The Lambda Architecture also emphasizes the criticality of how the data is served or delivered to the consuming application. Data, as we know, can be delivered in multiple ways between systems. However, one of the most common ways to deliver data is via services. In the context of a Data Lake, these services may be called Data Services that may deliver primarily data.

One of the other ways to deliver data is via exports. The data in its final form can be exported as messages, files, data dumps, and so on for other systems to consume.

The primary focus while delivering/serving data is to have the data in the desired form. This form can be enforced as a data contract whether the data is served by services or by exports. However, during data delivery operations, it is very important to have a merge between the batch data and the data from near real-time processing, as both of these streams would hold key information from an organizational domain perspective. The data serving/delivery layer will need to ensure that the data is consistent as adhering to an agreed contract with the consuming application.

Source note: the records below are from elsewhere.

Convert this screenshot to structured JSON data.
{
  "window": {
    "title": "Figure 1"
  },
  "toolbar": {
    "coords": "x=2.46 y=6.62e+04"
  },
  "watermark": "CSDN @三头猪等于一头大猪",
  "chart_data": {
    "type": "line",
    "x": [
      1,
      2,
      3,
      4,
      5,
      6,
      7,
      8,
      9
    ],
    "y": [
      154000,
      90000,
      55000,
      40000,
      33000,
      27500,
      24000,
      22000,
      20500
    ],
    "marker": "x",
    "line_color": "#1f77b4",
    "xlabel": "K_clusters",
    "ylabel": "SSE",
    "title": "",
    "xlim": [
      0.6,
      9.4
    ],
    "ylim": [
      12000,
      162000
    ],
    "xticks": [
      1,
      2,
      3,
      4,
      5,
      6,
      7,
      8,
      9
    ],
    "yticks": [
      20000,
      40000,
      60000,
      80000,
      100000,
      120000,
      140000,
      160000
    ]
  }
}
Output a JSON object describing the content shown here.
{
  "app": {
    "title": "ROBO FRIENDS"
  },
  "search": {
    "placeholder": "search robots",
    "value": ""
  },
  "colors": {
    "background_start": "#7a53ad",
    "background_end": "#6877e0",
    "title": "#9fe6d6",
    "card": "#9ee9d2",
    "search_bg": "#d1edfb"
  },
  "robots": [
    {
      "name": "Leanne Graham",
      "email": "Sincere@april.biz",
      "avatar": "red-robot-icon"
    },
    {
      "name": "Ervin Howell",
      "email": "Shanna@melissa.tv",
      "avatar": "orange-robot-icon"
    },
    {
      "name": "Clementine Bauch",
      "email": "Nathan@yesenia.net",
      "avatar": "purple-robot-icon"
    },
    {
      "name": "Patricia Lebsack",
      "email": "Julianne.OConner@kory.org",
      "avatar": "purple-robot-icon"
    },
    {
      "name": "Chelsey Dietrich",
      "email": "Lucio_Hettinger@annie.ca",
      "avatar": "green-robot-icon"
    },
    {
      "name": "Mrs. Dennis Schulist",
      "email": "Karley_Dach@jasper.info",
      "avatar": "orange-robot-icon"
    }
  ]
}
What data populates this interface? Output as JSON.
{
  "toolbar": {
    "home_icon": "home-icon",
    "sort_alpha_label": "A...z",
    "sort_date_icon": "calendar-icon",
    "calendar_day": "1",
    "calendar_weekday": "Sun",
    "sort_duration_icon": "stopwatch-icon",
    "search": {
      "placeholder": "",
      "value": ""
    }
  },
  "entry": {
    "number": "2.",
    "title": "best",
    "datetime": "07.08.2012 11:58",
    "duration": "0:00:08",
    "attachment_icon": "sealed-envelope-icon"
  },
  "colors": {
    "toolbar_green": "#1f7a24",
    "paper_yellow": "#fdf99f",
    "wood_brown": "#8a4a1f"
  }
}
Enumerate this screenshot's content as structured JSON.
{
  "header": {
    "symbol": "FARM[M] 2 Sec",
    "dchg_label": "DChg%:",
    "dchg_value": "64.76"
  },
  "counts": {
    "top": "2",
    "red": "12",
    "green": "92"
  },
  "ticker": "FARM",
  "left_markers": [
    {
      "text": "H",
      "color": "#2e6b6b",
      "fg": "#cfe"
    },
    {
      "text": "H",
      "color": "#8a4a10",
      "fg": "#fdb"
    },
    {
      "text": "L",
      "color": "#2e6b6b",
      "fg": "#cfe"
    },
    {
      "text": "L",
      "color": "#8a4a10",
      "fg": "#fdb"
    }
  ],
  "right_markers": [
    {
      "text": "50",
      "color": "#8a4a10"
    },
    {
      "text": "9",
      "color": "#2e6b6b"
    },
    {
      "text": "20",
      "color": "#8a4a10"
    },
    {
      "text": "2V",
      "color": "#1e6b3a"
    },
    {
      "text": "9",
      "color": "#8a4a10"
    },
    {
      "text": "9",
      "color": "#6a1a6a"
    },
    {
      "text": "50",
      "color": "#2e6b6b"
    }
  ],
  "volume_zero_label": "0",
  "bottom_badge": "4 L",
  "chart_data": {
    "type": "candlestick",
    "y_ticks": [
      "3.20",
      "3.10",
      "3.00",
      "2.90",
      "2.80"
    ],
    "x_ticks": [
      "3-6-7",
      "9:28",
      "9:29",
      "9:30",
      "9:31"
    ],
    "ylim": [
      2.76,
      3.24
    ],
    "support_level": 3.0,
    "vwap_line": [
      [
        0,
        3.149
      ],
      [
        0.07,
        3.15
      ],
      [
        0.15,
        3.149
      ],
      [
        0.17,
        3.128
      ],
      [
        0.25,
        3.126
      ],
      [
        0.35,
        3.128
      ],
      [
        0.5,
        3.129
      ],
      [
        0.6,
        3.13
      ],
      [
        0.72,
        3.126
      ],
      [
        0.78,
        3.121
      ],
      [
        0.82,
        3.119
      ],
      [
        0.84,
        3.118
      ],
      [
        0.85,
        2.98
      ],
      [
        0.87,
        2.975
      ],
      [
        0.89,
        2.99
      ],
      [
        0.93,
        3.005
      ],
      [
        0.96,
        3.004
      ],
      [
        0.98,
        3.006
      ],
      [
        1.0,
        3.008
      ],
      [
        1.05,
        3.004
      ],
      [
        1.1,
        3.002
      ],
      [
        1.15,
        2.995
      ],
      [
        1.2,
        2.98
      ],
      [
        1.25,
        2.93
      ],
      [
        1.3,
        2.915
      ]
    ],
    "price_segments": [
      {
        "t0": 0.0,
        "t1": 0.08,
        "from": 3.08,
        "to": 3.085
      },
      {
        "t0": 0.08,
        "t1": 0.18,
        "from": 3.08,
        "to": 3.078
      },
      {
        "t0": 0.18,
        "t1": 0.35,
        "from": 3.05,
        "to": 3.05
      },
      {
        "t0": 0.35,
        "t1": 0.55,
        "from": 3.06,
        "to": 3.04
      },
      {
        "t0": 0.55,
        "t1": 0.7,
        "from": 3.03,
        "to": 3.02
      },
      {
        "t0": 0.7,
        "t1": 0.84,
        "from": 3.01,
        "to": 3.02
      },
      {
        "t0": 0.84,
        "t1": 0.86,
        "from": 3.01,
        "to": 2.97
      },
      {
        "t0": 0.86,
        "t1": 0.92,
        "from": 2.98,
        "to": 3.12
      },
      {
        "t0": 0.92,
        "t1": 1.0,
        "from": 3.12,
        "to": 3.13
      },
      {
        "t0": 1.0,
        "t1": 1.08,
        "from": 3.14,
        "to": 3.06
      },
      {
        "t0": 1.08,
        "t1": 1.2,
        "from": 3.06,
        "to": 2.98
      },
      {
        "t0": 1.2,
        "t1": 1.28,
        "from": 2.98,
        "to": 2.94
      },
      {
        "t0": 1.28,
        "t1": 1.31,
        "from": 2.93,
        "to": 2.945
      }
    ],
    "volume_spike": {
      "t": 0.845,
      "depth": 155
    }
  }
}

Overall, high-level specifications for the data serving/delivery layer can be summarized as follows:

  • It must support multiple mechanisms to serve data to the consuming application
  • For every mechanism supported for serving the data, there should be adherence to a contract in agreement with the consuming application
  • It must support merged views of both batch-processed and near real time processed data
  • It must be scalable and responsive to the consuming application

With the serving layer having its key responsibility to serve the data out of the Data Lake, this layer may also optionally merge the data for enrichment. 

While these are primarily specifications of Lambda Architecture layers, there are other layers too such as data acquisition, messaging, and the data ingestion layer that feed the data into the Lambda Architecture for processing, which we will discuss later in this chapter.